Quanto vento é demasidado vento?

Vento cruzado

Tinha prometido a um conhecido que lhe daria uma boleia naquele dia, mas a manga estava na perpendicular, cruzada com a pista. Quanto vento é que estava? O METAR de Monte Real reportava 15 nós de 280, portanto na Atouguia da Baleia estava cruzado.

Precisava mesmo de fazer aquele voo? Não. Nunca é “estritamente necessário” fazer um voo em ultraleve, ponto final.
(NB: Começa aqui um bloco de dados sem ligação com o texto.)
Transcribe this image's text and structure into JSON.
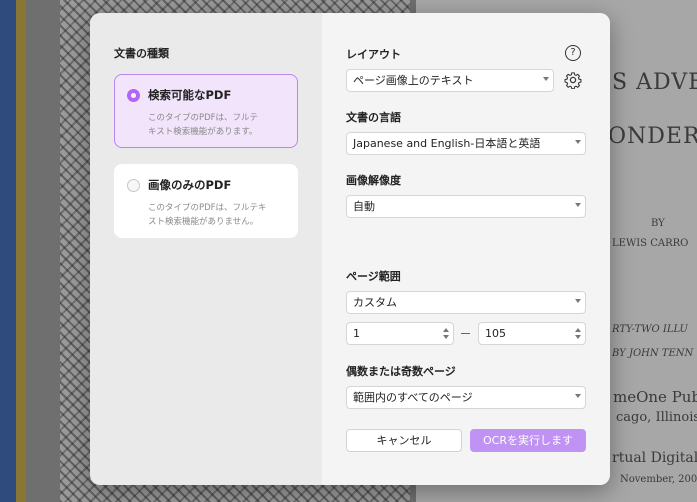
{
  "background": {
    "lines": [
      "S ADVEN",
      "ONDERL",
      "BY",
      "LEWIS CARRO",
      "RTY-TWO ILLU",
      "BY JOHN TENN",
      "meOne Pub",
      "cago, Illinois",
      "rtual Digital L",
      "November, 200"
    ]
  },
  "left": {
    "section_title": "文書の種類",
    "cards": [
      {
        "title": "検索可能なPDF",
        "desc_line1": "このタイプのPDFは、フルテ",
        "desc_line2": "キスト検索機能があります。",
        "selected": true
      },
      {
        "title": "画像のみのPDF",
        "desc_line1": "このタイプのPDFは、フルテキ",
        "desc_line2": "スト検索機能がありません。",
        "selected": false
      }
    ]
  },
  "right": {
    "layout_label": "レイアウト",
    "layout_value": "ページ画像上のテキスト",
    "language_label": "文書の言語",
    "language_value": "Japanese and English-日本語と英語",
    "resolution_label": "画像解像度",
    "resolution_value": "自動",
    "page_range_label": "ページ範囲",
    "page_range_value": "カスタム",
    "range_from": "1",
    "range_to": "105",
    "odd_even_label": "偶数または奇数ページ",
    "odd_even_value": "範囲内のすべてのページ",
    "cancel_label": "キャンセル",
    "run_label": "OCRを実行します",
    "help_glyph": "?"
  },
  "colors": {
    "accent": "#b267ee",
    "primary_button": "#c092f4",
    "selected_card_bg": "#f1e4fb"
  }
}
Mas aquela pessoa só podia naquele dia… Após uma visita à pista e a constatação de que não havia rajada, decidi ir para o ar, tendo sempre a pista 23 de Santarém como alternante caso não conseguisse aterrar aqui.

Má decisão.

Assim que descolámos, notei que o vento não estava tão regular quanto julguei, com o nariz do avião a aproar ao vento uns bons 20 graus e alguns solavancos.

Após algumas voltas e sacudidelas a mil pés, o meu passageiro quis regressar (pudera!), e eu entrei em modo de concentração máxima para enfrentar o que adivinhava ainda ia ter pela frente: um bom par de circuitos com bastante vento cruzado.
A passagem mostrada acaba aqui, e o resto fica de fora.